Mlliyet Milliyet Blog Milliyet Blog
 
Facebook Connect
Blog Kategorileri
 

02 Aralık '08

 
Kategori
Siyaset
 

Devrim yasaları ve sivil darbe

Devrim yasaları ve sivil darbe
 

1924 yılının Mart ayında Cumhuriyet Devrimi'nin en önemli dönüşümü gerçekleşti: Devrim yasaları kabul edildi.

Yasanın ilk maddesi Devrim'in yönünü belirleyen bir pusula gibidir.

Bu madde ile, halkın yaşamını düzenleme yetkisi halifeden alınıp bizzat kendisine ve onun seçtiği Meclis'e verildi. Böylece, şeriat yasalarının işlerliliği ortadan kaldırıldı. Bu madde aynı zamanda Medeni Kanun yani Yurttaşlar Yasasının da habercisiydi.

Diğer Madde ile Dinişleri ve Evkaf Vakıflar Bakanlığı kaldırıldı. Öğretim Birliği Yasası kabul edildi. Mollaların yetiştirildiği Medreseler, Mahalle Mektepleri kapatıldı. Böylece, tüm öğretim kurumları Millî Eğitim Bakanlığı’na bağlanarak öğretimde birlik sağlandı. Laik, çağdaş eğitime geçildi.

Bakınız 84 yılda nereden nereye geldik, 2008 yılının Türkiye'sinde neler yaşıyoruz?

Anadolu Devriminden ilk kopuşlar 1950 li yıllarda yaşanır.

Dönemin Demokrat Parti’li Başbakanı partisinin sahip olduğu sandalye sayısına güvenerek “Siz öylesine güçlüsünüz ki, şu anda isterseniz Anayasayı değiştirebilir, Hilafeti bile geri getirebilirsiniz ” der.

Arkasından;

Emperyalistlerin istekleri doğrultusunda Köy Enstitüleri kapatılır. İngilizce eğitim veren okullar açılır.

Dış kökenli ve gerici 12 Eylül Darbesi ile Halkevleri kapatılır.

İmam Hatip Okulları hızla çoğalır.

Ekonominin Yönetimi İMF ye terkedilir.

Sağlık ve Sosyal Güvenlikte reform adı altında yıkımlar yapılır.

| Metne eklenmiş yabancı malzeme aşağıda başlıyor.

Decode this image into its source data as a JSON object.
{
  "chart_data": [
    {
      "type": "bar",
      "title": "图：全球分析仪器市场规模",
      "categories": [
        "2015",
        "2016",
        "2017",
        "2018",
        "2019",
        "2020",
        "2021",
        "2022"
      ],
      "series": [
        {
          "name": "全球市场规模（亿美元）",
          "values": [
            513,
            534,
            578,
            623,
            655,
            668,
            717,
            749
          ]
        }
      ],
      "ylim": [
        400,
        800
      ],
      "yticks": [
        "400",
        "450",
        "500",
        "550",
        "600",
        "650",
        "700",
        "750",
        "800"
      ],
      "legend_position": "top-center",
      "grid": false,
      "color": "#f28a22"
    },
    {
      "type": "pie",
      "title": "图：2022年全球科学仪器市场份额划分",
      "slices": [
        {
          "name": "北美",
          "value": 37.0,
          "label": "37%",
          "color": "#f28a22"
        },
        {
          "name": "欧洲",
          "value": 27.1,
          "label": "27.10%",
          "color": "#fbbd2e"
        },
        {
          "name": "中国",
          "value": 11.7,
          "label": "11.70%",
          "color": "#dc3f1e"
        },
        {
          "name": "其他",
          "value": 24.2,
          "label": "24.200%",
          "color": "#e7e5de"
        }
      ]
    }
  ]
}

2008 yılı Türkiye’sinde Hizbullah, Hilafet Devleti, İslami Büyük Doğu Akıncılar Cephesi (İBDA/C), Tevhid-i Selam (Kudüs Ordusu), El Kaide Terör Örgütü Türkiye Yapılanması gibi gerici terör örgütleri ülkede faaliyet gösterir.

AB Emperyalizmi Yugoslavya örneğinden, ABD Emperyalizmi BOP Projesi üzerinden ülkeyi parçalamaya çalışır. Başbakan Erdoğan BOP Projesi eş başkanıdır.

Medyanın büyük bir bölümü emperyalizme ve gericiliğe hizmet eder. Gerçekleri saklar, karartır ya da çarpıtır.

Ülke varlıklarımız özelleştirme adı altında yok pahasına satılır, tasfiye edilir. Ülke ekonomisi “dünyanın tek kendini yok ederek büyüyen ekonomisine” dönüşür.
Finansman mühendisliği sayesinde devlet yatırımları planlı bir şekilde çökertilmiştir. Ekonomik istikrar uyum kredileri ile sürdürülmekte ve kredi bağımlılığı giderek kuvvetlenmektedir.

Yabancı şirketlerin sermaye hareketleri serbest bırakılarak ülke varlıkları yağma ve talan edilmektedir. Reform paketi adı altında tutarlı bir ekonomik ve sosyal çöküş programı benimsenmiştir.

Ulusal tarım politikaları çökertilmiştir.

Tekelin satışı sınır ötesi harekatının ilk gününe denk getirilir. Aynı gün gazetecinin sorusuna kızan Başbakan “gündemde bu yok” der. Ama Türk Ordusu sınır ötesinde Amerika’nın yarattığı terör ile mücadele ederken, aynı gün Amerikan Şirketi elini kolunu sallayarak gelip tekeli satın almıştır bile.

Sınır Ötesi Kara Harekat, Türbanın onaylanması ve Vakıflar Yasasının çıkmasını karartmaya alet edilir.

Vakıflar yasası ile Cumhuriyetin tapusu niteliği taşıyan Lozan yok sayılır. Sevr sevdalıları zil çalar, göbek atar.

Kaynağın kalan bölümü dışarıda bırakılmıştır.